The mcp-routing-gateway project addresses a specific threat: LLMs selecting tools unintended by the user 9. It sits between the agent and the backend servers, presenting only safely curated tools. This is particularly relevant for Codex CLI in full-auto approval mode, where the model can invoke any approved tool without human confirmation.

Configure tool visibility per client:

clients:
  codex-ci:
    allowed_tools:
      - github.create_pull_request
      - github.list_files
    denied_tools:
      - github.delete_repository
      - sentry.delete_project

Authentication Centralisation

Rather than distributing API keys across every MCP server entry in config.toml, a gateway centralises credential management. IBM ContextForge supports user-scoped OAuth tokens with an X-Upstream-Authorization header 4, so each backend server receives the correct credentials without the Codex CLI user managing them individually.

Audit Trails

For regulated environments, gateways provide the audit layer that MCP itself does not mandate. agentgateway logs every tool invocation with timestamps, client identity, and request/response payloads — essential for SOC 2 and ISO 27001 compliance 5.

Scaling Patterns

Kubernetes-Native Deployment

Microsoft MCP Gateway uses StatefulSets and headless services for DNS-based discovery of MCP server pods 6. Each backend server runs as a separate pod, and the gateway routes requests with session affinity:

graph TB
    subgraph Kubernetes Cluster
        subgraph Control Plane
            CP[MCP Gateway API]
        end
        subgraph Data Plane
            DP[Tool Gateway Router]
        end
        subgraph MCP Pods
            P1[github-mcp-0]
            P2[sentry-mcp-0]
            P3[postgres-mcp-0]
        end
    end
    CP -->|Lifecycle mgmt| DP
    DP -->|Session affinity| P1
    DP -->|Session affinity| P2
    DP -->|Session affinity| P3

Federation Across Boundaries

IBM ContextForge supports multi-cluster federation, allowing teams in different regions or security zones to maintain their own MCP server pools whilst exposing a unified tool catalogue to Codex CLI clients 4. This uses Redis-backed state synchronisation and mDNS for local discovery within each cluster.

Choosing a Gateway

The right choice depends on your scale and constraints:

  • Solo developer, few servers: Skip the gateway.

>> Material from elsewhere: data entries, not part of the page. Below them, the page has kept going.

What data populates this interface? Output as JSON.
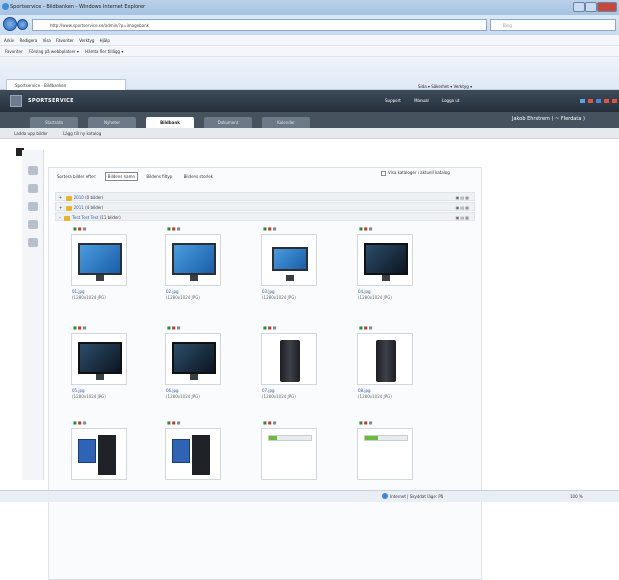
{
  "browser": {
    "title": "Sportservice - Bildbanken - Windows Internet Explorer",
    "address": "http://www.sportservice.se/admin/?p=imagebank",
    "search_placeholder": "Bing",
    "menu": [
      "Arkiv",
      "Redigera",
      "Visa",
      "Favoriter",
      "Verktyg",
      "Hjälp"
    ],
    "favorites": [
      "Favoriter",
      "Förslag på webbplatser ▾",
      "Hämta fler tillägg ▾"
    ],
    "tab_label": "Sportservice - Bildbanken",
    "command_bar": "Sida ▾   Säkerhet ▾   Verktyg ▾"
  },
  "app": {
    "name": "SPORTSERVICE",
    "topnav": [
      "Support",
      "Manual",
      "Logga ut"
    ],
    "tabs": [
      "Startsida",
      "Nyheter",
      "Bildbank",
      "Dokument",
      "Kalender"
    ],
    "active_tab": "Bildbank",
    "user": "Jakob Ehrstrem  ( ~ Flerdata )",
    "subnav": [
      "Ladda upp bilder",
      "Lägg till ny katalog"
    ]
  },
  "toolbar": {
    "buttons": [
      "Sortera bilder efter:",
      "Bildens namn",
      "Bildens filtyp",
      "Bildens storlek"
    ],
    "active": "Bildens namn",
    "show_subfolders": "Visa kataloger i aktuell katalog"
  },
  "folders": [
    {
      "name": "2010",
      "count": "(0 bilder)"
    },
    {
      "name": "2011",
      "count": "(4 bilder)"
    },
    {
      "name": "Test Test Test",
      "count": "(11 bilder)"
    }
  ],
  "images": [
    {
      "name": "01.jpg",
      "meta": "(1280x1024 JPG)",
      "kind": "mon"
    },
    {
      "name": "02.jpg",
      "meta": "(1280x1024 JPG)",
      "kind": "mon"
    },
    {
      "name": "03.jpg",
      "meta": "(1280x1024 JPG)",
      "kind": "mon-small"
    },
    {
      "name": "04.jpg",
      "meta": "(1280x1024 JPG)",
      "kind": "mon-dark"
    },
    {
      "name": "05.jpg",
      "meta": "(1280x1024 JPG)",
      "kind": "mon-dark"
    },
    {
      "name": "06.jpg",
      "meta": "(1280x1024 JPG)",
      "kind": "mon-dark"
    },
    {
      "name": "07.jpg",
      "meta": "(1280x1024 JPG)",
      "kind": "pc"
    },
    {
      "name": "08.jpg",
      "meta": "(1280x1024 JPG)",
      "kind": "pc"
    },
    {
      "name": "",
      "meta": "",
      "kind": "box"
    },
    {
      "name": "",
      "meta": "",
      "kind": "box"
    },
    {
      "name": "",
      "meta": "",
      "kind": "prog",
      "progress": 0.2
    },
    {
      "name": "",
      "meta": "",
      "kind": "prog",
      "progress": 0.3
    }
  ],
  "status": {
    "zone": "Internet | Skyddat läge: På",
    "zoom": "100 %"
  }
}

Codex CLI’s native multi-server support handles 5–10 servers comfortably.
  • Team with 10–20 servers: Supergateway or mcp-proxy for transport bridging; MCPJungle if you need per-developer tool visibility.
  • Enterprise with 50+ servers: agentgateway for Linux Foundation governance and A2A support, or IBM ContextForge for multi-protocol federation.
  • Azure-native shops: Microsoft MCP Gateway for Kubernetes-native deployment with Entra ID integration.
  • Token-cost sensitive: Any gateway supporting Code Mode compilation (Bifrost) to collapse tool definitions.

What the Spec Says

The 2026-07-28 MCP specification release candidate makes MCP stateless at the protocol layer 10. A remote MCP server can run behind a plain round-robin load balancer, route traffic on an Mcp-Method header, and let clients cache tools/list responses. This significantly simplifies gateway implementation — session affinity becomes optional rather than mandatory for most use cases.

Conclusion

MCP gateways are no longer an enterprise luxury — they are the load-bearing infrastructure pattern for any serious Codex CLI deployment in 2026. Whether you need transport bridging for CI pipelines, tool-level RBAC for multi-tenant environments, or Code Mode compilation to slash token costs, the ecosystem now offers mature, production-tested options. Start with the simplest proxy that solves your immediate problem, and graduate to a full gateway when governance requirements demand it.